Compared with Otsu’s method, our method was able to distinguish boundary pixels of the skull from tumor pixels. However, Otsu’s method failed to differential tumor area from the skull boundary. So we had to apply morphological post-processing to remove the boundary of the results for comparison (‘Otsu-p’) as shown in Table 3. As mentioned before, since we chose \(3\times 3\) central window, this would dilate the final result. For a fair comparison, we also applied a simple erosion method to our raw result, where ‘Ours-1’ means the erosion operation was applied once, and ‘Ours-2’ means the erosion operation was applied twice. The comparison performance is presented in Table 3.

Test 3 and 4 used the same image Fig. 5(a) to test, and both can locate the tumor with high recall scores listed in Table 3. However, for Test 4, there are only two patients whose tumors could be seen in coronal plane scan. Since the training data were scarce and much different from the test image, the result of Test 4 presented in Fig. 5(d) showed some contour noise which can be removed by simple post processing techniques, e.g. ‘Ours-2’ boosted the precision score to 0.64 from 0.29. Tests 5 and 6 show our method has a strong response for the two tumor areas, which outperformed Otsu’s method. Test 6 has better recall and precision scores than Test 5, since Test 6 took use of more training images. Better accuracy could be obtained if more training data were available.

Table 3. Comparison results in Test 1–6

As shown in the Table 3, the proposed segmentation algorithm has the best recall score in every Test except Test 2. Otsu’s method with post processing performed better in this case. However, its precision is pretty low. For Precision, our method with simple post processing performed the best.

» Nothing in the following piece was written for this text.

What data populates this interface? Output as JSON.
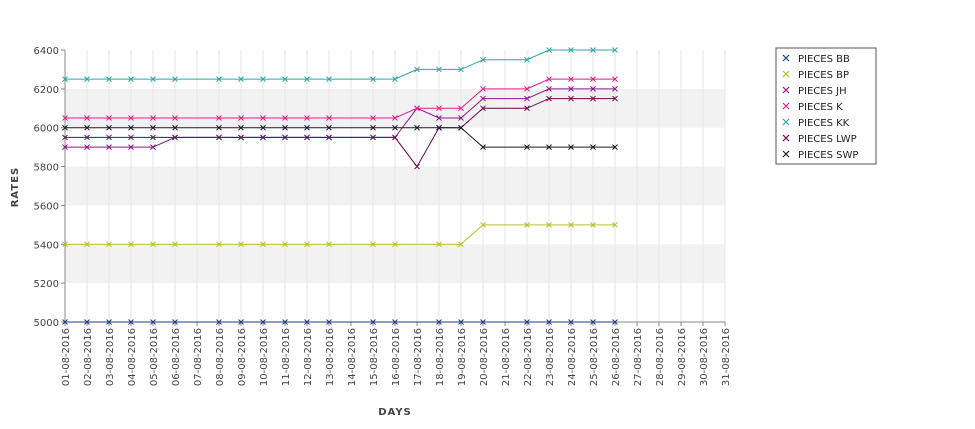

From the perspective of running speed, one pass for our CNN model takes close to 1 ms. Each pass can be done individually to take the advantage of parallel processing. Whereas, the Otsu’ method takes one whole second and its computation cannot be parallelized. Our method has great potential to be implemented in hardware for real time segmentation.

4.2 General Model

We selected one slice from each of three scans from patient B as the test image for Test 7. The general model was trained using one slice of each scan that tumor areas were visible from all other patients. The results for this experiment are listed in Fig. 6. We also compared our results with Otsu’ method shown in Table 4. We observed noisier segmentation using a general model than using a specialized model, but the general model was able to segment tumor on all three planes. Table 4 shows our methods have the best recall and precision scores.

Fig. 6.
figure 6

Test 7 results, (a–c) transvers plane, (d–f) coronal plane, (g–i) sagittal plane.

Table 4. Comparison results in Test 7.

5 Conclusion

In this paper, we propose to use a Convolutional Neural Network for brain MRI image segmentation. We train a CNN with ROIs and non-ROIs patterns iteratively so that it is able to automatically segment tumor areas effectively. Our result is very promising. Since all features are learned from labeled data, our model is able to accurately locate the tumor areas.

Our motivation for this work is not to replace any existing well-known segmentation methods. This work proposes an interesting concept that could be improved further. Since all important information for segmentation is learned from the data labeled by the experts, our model has demonstrated its capability of mimicking the expert’s segmentation style represented in the ground truth. Other segmentation methods require fine tuning the parameters manually for different applications. An advantage of the proposed method is its flexibility and potential to adapt for different applications or imaging modalities without any modifications of the algorithm. Unlike the traditional deep learning methods that require a large scale of training data, which is often not feasible for medical image applications, this algorithm requires only a small set of training images and the ground truth.

The proposed method trains the CNN model with only a couple of images. Training with more images will further improve its performance. Because our dataset size is small, starting with a pre-trained model would also improve its performance. Meanwhile, different experimental settings might change the performance, which needs to be investigated in the future.